Но Петерман не разделяет нашего воодушевления.
– Я запутался. То есть в твоем сне его губы были на вкус, как печенье «Opeo».
– Нет, – говорю я, качая головой. – Вернее, да, сначала я почувствовала этот вкус во сне, но потом оказалось, что и в реальности он такой же.
Петерман хмурится.
– Вопрос, полагаю, глупый, но все же: не ел ли кто-нибудь из вас вчера «Opeo» наяву?
Мы с Максом качаем головами.
– А что такое? – спрашивает Макс.
– Пока не знаю, – говорит Петерман, барабаня пальцами по столу. – С кем-нибудь из вас такое уже случалось? Чтобы детали из снов просачивались в реальность?
От этого вопроса волосы у меня на руках встают дыбом.
– У меня так было, – осторожно говорю я и рассказываю о том, как видела в окно Сержио и Брунгильду, и о гигантских следах Джерри. – А с тобой? – спрашиваю я Макса.
Он кивает.
– Меня тоже преследуют попугаи. Недавно во время тренировки они сидели на воротах и очень радовались, когда я забивал голы. А вчера, когда я пошел переложить чистые вещи из стиральной машинки в сушилку, я нашел в белье резинового утенка.

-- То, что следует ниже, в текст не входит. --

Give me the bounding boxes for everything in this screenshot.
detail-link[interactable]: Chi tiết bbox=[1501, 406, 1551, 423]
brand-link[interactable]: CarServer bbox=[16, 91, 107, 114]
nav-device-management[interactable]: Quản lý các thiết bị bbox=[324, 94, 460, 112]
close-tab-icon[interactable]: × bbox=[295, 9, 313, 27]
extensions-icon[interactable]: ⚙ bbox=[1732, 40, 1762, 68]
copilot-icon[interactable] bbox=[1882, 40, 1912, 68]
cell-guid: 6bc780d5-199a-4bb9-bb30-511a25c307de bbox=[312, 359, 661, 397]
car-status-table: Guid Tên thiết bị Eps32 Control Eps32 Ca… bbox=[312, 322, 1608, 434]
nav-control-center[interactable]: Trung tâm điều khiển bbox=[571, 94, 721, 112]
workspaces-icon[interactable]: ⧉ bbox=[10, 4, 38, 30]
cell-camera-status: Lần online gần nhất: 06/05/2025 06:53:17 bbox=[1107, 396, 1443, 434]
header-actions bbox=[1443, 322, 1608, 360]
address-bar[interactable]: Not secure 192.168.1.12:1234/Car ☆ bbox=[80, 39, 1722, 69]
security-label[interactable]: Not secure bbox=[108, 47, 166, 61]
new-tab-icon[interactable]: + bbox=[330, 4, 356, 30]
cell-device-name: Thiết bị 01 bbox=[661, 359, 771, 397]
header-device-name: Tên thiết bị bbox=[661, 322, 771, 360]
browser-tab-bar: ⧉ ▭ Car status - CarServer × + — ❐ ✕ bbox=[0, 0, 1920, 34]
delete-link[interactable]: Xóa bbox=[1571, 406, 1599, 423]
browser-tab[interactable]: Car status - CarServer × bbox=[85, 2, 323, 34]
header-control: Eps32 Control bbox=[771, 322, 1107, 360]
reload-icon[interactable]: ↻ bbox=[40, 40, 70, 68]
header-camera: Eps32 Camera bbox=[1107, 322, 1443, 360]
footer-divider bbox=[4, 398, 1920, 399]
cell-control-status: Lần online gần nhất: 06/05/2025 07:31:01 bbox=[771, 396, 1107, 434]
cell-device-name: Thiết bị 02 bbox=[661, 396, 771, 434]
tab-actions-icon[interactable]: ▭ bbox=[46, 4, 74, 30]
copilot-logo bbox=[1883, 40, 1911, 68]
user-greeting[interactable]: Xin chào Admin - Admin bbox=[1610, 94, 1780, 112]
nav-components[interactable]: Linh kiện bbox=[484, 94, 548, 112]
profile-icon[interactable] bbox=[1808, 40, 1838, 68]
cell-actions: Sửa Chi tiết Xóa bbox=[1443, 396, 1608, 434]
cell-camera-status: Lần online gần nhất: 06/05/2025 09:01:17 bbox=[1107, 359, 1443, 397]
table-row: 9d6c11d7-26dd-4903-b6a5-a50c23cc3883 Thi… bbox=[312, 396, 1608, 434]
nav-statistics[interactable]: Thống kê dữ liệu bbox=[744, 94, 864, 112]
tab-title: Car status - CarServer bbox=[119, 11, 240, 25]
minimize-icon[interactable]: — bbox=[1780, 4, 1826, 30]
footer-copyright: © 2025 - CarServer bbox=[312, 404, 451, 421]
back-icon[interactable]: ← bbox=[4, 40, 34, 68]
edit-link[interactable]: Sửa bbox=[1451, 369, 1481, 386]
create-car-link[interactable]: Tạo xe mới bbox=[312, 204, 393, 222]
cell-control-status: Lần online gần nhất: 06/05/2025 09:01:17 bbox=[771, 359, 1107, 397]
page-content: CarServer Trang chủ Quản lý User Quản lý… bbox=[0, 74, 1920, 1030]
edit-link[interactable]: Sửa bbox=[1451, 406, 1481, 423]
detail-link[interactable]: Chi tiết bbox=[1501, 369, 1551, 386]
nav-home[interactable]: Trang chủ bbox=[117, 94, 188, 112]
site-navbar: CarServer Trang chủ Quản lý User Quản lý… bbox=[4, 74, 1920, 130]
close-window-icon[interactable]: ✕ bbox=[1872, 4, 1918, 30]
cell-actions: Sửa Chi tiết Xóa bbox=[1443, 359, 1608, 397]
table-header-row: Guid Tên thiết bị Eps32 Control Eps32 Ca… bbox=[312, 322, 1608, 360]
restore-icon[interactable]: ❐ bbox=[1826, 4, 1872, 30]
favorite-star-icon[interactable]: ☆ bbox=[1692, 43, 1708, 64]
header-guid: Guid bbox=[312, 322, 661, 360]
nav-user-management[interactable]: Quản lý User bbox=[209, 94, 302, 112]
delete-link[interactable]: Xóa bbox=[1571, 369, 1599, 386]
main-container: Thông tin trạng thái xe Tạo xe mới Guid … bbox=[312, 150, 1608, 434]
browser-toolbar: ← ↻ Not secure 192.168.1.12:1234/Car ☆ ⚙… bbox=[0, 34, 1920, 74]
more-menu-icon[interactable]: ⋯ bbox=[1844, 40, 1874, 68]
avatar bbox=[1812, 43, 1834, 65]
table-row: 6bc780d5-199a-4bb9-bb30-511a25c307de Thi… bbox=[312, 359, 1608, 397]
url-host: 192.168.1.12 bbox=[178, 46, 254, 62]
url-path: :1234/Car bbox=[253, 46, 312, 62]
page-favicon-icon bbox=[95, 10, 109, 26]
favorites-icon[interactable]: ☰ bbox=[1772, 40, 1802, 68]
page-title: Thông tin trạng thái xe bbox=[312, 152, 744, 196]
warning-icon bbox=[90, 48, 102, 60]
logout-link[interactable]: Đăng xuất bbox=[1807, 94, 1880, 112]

– Как во сне про стиральную машину, – шепчу я. – А я видела утенка в реке Чарльз несколько дней назад.
– А бывало ли с вами такое раньше, до встречи в реальности? – спрашивает Петерман.
Мы с Максом снова вместе качаем головами.

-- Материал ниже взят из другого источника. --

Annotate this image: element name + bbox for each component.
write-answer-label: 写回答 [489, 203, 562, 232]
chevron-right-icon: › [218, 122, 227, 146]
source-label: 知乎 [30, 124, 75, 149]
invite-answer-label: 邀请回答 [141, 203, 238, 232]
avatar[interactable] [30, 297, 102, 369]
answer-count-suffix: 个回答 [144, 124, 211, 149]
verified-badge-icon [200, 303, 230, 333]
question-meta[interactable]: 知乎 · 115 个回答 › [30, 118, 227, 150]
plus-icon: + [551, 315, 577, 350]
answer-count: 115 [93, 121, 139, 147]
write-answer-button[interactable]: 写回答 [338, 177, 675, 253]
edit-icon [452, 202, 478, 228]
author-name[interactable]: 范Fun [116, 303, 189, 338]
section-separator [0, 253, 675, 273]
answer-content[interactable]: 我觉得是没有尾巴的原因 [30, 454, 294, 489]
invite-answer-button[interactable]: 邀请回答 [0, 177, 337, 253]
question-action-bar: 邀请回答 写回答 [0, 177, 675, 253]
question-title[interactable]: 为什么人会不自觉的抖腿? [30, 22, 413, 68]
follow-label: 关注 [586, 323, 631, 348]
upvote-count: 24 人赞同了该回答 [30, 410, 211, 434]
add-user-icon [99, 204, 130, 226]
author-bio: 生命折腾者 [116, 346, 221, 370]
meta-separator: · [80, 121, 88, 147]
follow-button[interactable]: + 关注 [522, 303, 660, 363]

– Грань стирается, – шепчет Петерман.
– Что? – хором переспрашиваем мы.
– Не хочу пугать вас раньше времени, – говорит Петерман – Но есть у меня подозрение, что теперь, когда вы встретились в реальной жизни, ваше сознание, возможно, разучилось отличать реальность от снов. Возможно, со временем, если мы не сможем сделать так, чтобы вы перестали друг другу сниться, вы перестанете понимать, где сон, а где явь, – он делает паузу и наклоняется вперед. – И в конечном счете вы медленно потеряете связь с реальностью.
– То есть… сойдем с ума? – спрашиваю я.
Рука Макса, прятавшаяся в моих волосах, падает ему на колено.
– Чушь какая-то, – говорит он.
– Посмотри вокруг, Макс, – говорит Петерман. – Что здесь не чушь?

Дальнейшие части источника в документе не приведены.